The entangled quality of webbed discourse seems to me to be a more robust
(confused) variety of the intertextuality commonly mentioned when we talk
about referential, allusive language/text matrices.  But just when I think
I have a handle on the subtle distinctions, Weinberger introduces another
factor: "Web conversations can be hyperthreaded because the Web, free of the
drag of space and free of a permission-based social structure, unsticks our
interests.  The threads of our attention come unglued and are rejoined with
a much thinner paste" (68).  As much as I think I understand Weinberger’s
effort to distinguish web conversations from "real world" lunchtime
conversations, I wonder if this is more a matter of communication models than it
is about substantial differences in the threadedness of internet conversation
versus other kinds of conversation.  The notion of "unstick[ing] our
interests" seems especially useful; for me, it partially accounts for what
accompanies the habitude of reading and writing the web. Stick, unstick. 
But I’ve still got more work to do in this fast-passing weekend, so this’ll have
to do for now.

3 Comments

  1. This sounds just fascinating. I wonder if you’re right that the metaphor is hindering us, in some way. Rather than the discourse-analysis concept of turn-taking (which is more complicated than we all tend to represent it), what if we were to play more with that “thread” metaphor. Imagine a massive tapestry, coherent and currently being worked on in some places, but motheaten and forgotten in other places. And patterns are repeated, as folks pick up a motif from one spot and reuse it somewhere else, where it’s re-interpreted and developed. Or not.

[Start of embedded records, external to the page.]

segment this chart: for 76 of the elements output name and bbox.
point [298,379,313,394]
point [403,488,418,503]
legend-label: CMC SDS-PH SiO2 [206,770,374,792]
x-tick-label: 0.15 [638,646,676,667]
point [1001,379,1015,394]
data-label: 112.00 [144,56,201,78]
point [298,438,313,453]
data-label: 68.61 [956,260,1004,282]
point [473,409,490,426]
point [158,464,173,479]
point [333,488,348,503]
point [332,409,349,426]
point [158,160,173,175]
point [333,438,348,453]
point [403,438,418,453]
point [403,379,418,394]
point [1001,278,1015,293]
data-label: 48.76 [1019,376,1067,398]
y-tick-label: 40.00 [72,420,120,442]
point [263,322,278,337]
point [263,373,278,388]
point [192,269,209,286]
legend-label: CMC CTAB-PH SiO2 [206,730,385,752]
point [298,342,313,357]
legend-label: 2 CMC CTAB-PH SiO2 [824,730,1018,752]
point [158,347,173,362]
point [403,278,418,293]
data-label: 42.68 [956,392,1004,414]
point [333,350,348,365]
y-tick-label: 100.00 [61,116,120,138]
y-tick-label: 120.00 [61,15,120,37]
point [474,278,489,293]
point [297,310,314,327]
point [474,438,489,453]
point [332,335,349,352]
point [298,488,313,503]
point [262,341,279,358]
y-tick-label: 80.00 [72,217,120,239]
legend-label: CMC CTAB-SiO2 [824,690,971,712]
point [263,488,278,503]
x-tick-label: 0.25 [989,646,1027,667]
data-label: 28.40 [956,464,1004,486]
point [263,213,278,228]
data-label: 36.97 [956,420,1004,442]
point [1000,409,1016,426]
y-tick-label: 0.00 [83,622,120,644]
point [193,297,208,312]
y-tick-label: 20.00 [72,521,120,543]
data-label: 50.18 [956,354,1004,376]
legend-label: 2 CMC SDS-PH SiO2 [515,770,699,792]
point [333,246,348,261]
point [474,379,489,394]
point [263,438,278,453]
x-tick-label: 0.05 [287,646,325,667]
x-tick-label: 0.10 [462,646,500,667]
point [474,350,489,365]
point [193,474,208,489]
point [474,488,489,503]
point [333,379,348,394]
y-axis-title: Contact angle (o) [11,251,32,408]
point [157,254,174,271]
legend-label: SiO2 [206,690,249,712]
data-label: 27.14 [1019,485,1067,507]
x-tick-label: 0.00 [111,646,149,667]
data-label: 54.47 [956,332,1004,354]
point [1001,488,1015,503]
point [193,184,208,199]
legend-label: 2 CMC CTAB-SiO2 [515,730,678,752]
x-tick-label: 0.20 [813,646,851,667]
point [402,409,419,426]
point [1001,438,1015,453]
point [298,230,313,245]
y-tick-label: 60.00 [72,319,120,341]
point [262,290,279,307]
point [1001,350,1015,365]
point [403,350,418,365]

    Weird. But then, I haven’t had my coffee yet.

  2. Re motheaten: v. nice. I put the entry together after a full day of drinking coffee and little else, so, while a cup or two might make it seem ho-hum, a whole gallon should restore the fascination. Works for me, anyhow, as does the hyperthreadedness metaphor, especially when we start to figure in “fray,” moth-eatens, knots, and what Weinberger (crediting Mike O’Dell) calls “bytes in flight,” the suspended flow of thought/data-stuff in transit, in between. Okay…more coffee for me now, too.

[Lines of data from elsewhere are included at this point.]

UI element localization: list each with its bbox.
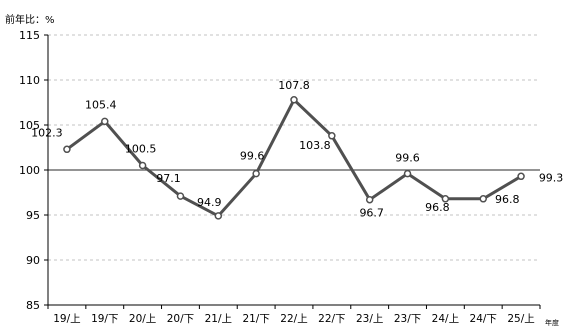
x-tick-label: 23/上 [356, 313, 383, 325]
data-point [138, 161, 147, 170]
x-tick-label: 25/上 [507, 313, 534, 325]
data-label: 100.5 [125, 143, 157, 156]
data-label: 94.9 [197, 196, 222, 209]
y-tick-label: 85 [26, 299, 40, 312]
y-tick-label: 95 [26, 209, 40, 222]
x-tick-label: 20/下 [167, 313, 194, 325]
x-tick-label: 21/上 [205, 313, 232, 325]
y-tick-label: 105 [19, 119, 40, 132]
data-labels: 102.3 105.4 100.5 97.1 94.9 99.6 107.8 103.8 96.… [31, 79, 563, 220]
x-tick-label: 19/下 [91, 313, 118, 325]
data-point [101, 117, 109, 126]
data-label: 96.8 [495, 193, 520, 206]
y-tick-label: 90 [26, 254, 40, 267]
x-tick-label: 24/下 [470, 313, 497, 325]
data-point [290, 96, 298, 104]
axes [44, 34, 541, 309]
data-label: 107.8 [278, 79, 310, 92]
x-tick-label: 21/下 [242, 313, 269, 325]
series-line-path [66, 98, 522, 218]
data-label: 99.3 [539, 171, 564, 184]
data-label: 96.7 [359, 207, 384, 220]
data-point [328, 132, 336, 140]
data-point [479, 195, 487, 203]
data-label: 99.6 [395, 152, 420, 165]
x-tick-labels: 19/上 19/下 20/上 20/下 21/上 21/下 22/上 22/下 23/上 23/下… [53, 313, 535, 325]
data-point [517, 172, 525, 181]
data-label: 97.1 [156, 172, 181, 185]
y-tick-label: 115 [19, 29, 40, 42]
data-point [441, 195, 450, 203]
x-tick-label: 22/下 [318, 313, 345, 325]
y-tick-label: 110 [19, 74, 40, 87]
data-label: 102.3 [31, 126, 63, 139]
x-tick-label: 23/下 [394, 313, 421, 325]
x-unit-label: 年度 [545, 319, 559, 327]
data-point [365, 195, 374, 204]
x-tick-label: 19/上 [53, 313, 80, 325]
data-point [403, 169, 412, 178]
y-tick-label: 100 [19, 164, 40, 177]
y-tick-labels: 85 90 95 100 105 110 115 [19, 29, 40, 312]
data-label: 103.8 [299, 139, 331, 152]
data-point [176, 192, 185, 200]
data-point [252, 169, 260, 178]
data-label: 99.6 [240, 150, 265, 163]
data-point [214, 212, 223, 220]
y-unit-label: 前年比：% [5, 15, 55, 26]
data-label: 96.8 [425, 201, 450, 214]
x-tick-label: 24/上 [432, 313, 459, 325]
grid-lines [48, 34, 540, 261]
data-label: 105.4 [85, 98, 117, 111]
x-tick-label: 20/上 [129, 313, 156, 325]
data-points [63, 96, 525, 220]
series-line [66, 98, 522, 218]
x-tick-label: 22/上 [280, 313, 307, 325]
data-point [63, 145, 71, 154]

  3. First guy at bar: “Hey, the Mets are paying Pedro a stupid amount of money without asking for an MRI or a psychological exam.”

    Second guy at bar: “You sure got a pretty mouth.”

    First guy: “What the hell did you just say.”

    Second guy: “Yeah, what are the Mets thinking. They should have put Piazza up as trade bait and looked for a starter who has more than three years left in his arm.”

    First guy: “Uh huh. That’s what I thought you said.”